A New/Old Treatment for Opiate Addiction


 
Gov makes naltrexone legit for heroin.

Last week, the government officially sanctioned the use of naltrexone, trade name Vivitrol, for use in the treatment of heroin addiction. Approved years ago by the FDA for use in the treatment of alcoholism, naltrexone is a long-acting opiate receptor antagonist that has been widely used for heroin detoxification, withdrawal, and maintenance for some time. In that light, the official approval was a bit of an anticlimax, and of less scientific interest than naltrexone’s earlier approval for alcohol dependence. 

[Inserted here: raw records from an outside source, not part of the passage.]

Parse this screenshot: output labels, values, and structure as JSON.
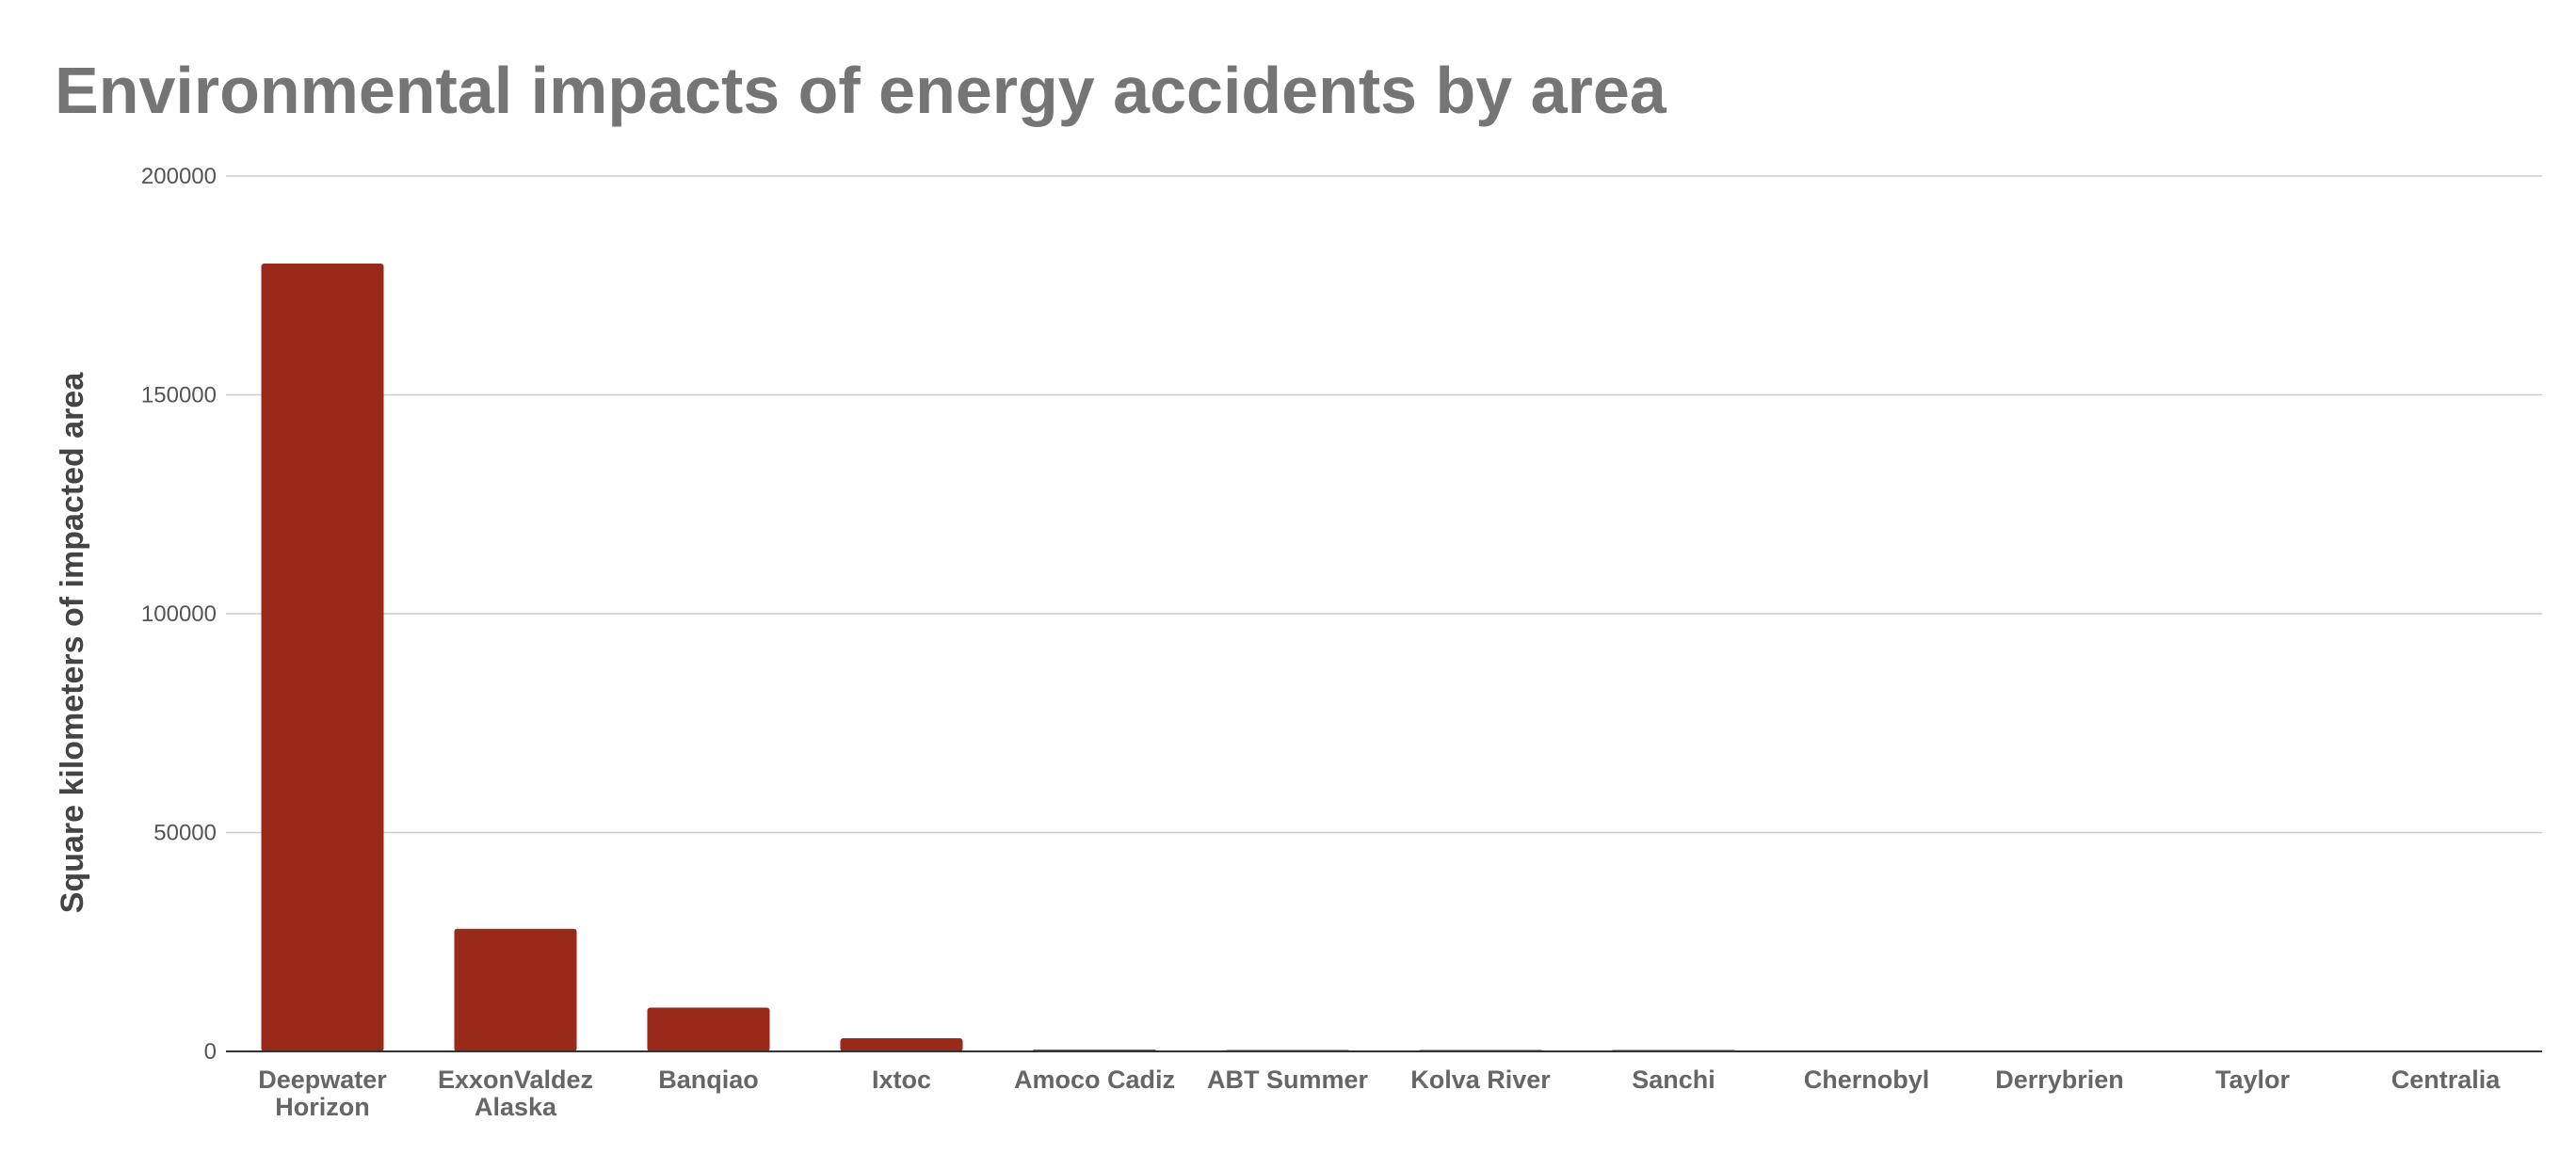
{
  "chart_data": {
    "type": "bar",
    "title": "Environmental impacts of energy accidents by area",
    "ylabel": "Square kilometers of impacted area",
    "xlabel": "",
    "ylim": [
      0,
      200000
    ],
    "yticks": [
      "0",
      "50000",
      "100000",
      "150000",
      "200000"
    ],
    "grid": true,
    "legend": "none",
    "bar_color": "#992a1a",
    "categories": [
      "Deepwater Horizon",
      "ExxonValdez Alaska",
      "Banqiao",
      "Ixtoc",
      "Amoco Cadiz",
      "ABT Summer",
      "Kolva River",
      "Sanchi",
      "Chernobyl",
      "Derrybrien",
      "Taylor",
      "Centralia"
    ],
    "category_lines": [
      [
        "Deepwater",
        "Horizon"
      ],
      [
        "ExxonValdez",
        "Alaska"
      ],
      [
        "Banqiao"
      ],
      [
        "Ixtoc"
      ],
      [
        "Amoco Cadiz"
      ],
      [
        "ABT Summer"
      ],
      [
        "Kolva River"
      ],
      [
        "Sanchi"
      ],
      [
        "Chernobyl"
      ],
      [
        "Derrybrien"
      ],
      [
        "Taylor"
      ],
      [
        "Centralia"
      ]
    ],
    "values": [
      180000,
      28000,
      10000,
      3000,
      400,
      300,
      250,
      200,
      0,
      0,
      0,
      0
    ]
  }
}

While naltrexone has yet to become the huge treatment breakthrough for alcoholism that addiction researchers hoped for it, naltrexone did, in the end, prove to be the first anti-craving medication widely available for alcoholics. Using an opiate antagonist as an aid to the prevention of alcoholic relapse would have been unthinkable without the underpinnings of a neurophysiological model of addiction. Various investigators have also speculated that naltrexone, the drug used as an adjunct of heroin withdrawal therapy, may find use against symptoms of marijuana withdrawal in people prone to marijuana dependence

Naltrexone has something of a mixed reputation, however, in part due to its use in the highly controversial practice of “rapid detox.” Naltrexone, like methadone and buprenorphine, blocks the heroin high in a relatively neutral manner. It does so by knocking the opiate molecule off its receptors and replacing it with “dead weight,” so to speak. Naltrexone would seem to be the perfect drug for heroin addicts—but it is not. It does little to reduce cravings. Like acamprosate for alcohol, another blocking approach, its record of accomplishment is mixed, and the dropout rate is high. There is not even a mild drug-like effect to provide cross-tolerance and dampen the effects of withdrawal, as with methadone. Recently, naltrexone for heroin addiction has been offered as a form of rapid detoxification. The addict is anesthetized and placed on a respirator, then injected with naltrexone. The result: complete detoxification in a matter of hours, as the naltrexone molecules knock the opium molecules off their receptors. It can be lethal if not carefully controlled and supervised. The problem, as always, is that the detoxified addict is just as vulnerable to heroin addiction as before. Rapid detox does nothing to combat subsequent cravings, and relapse is frequent.

 Naltrexone combined with buprenorphine is marketed as Subutex, and represents another treatment modality for opiate addiction.  In addition, a University of Minnesota study of kleptomania—the compulsion to steal—showed that naltrexone drastically reduced stealing among a group of 25 shoplifters.

Naltrexone will be offered as a monthly injection, an approach that has not been widely tested on opiate addicts, but is potentially an advantage over frequent visits to methadone clinics or daily ingestion of other treatment drugs. Unfortunately, naltrexone is a potential problem for people with liver disease or hepatitis.  At high doses, naltrexone has been implicated in liver damage. More common adverse effects include dizziness, lethargy, and headache.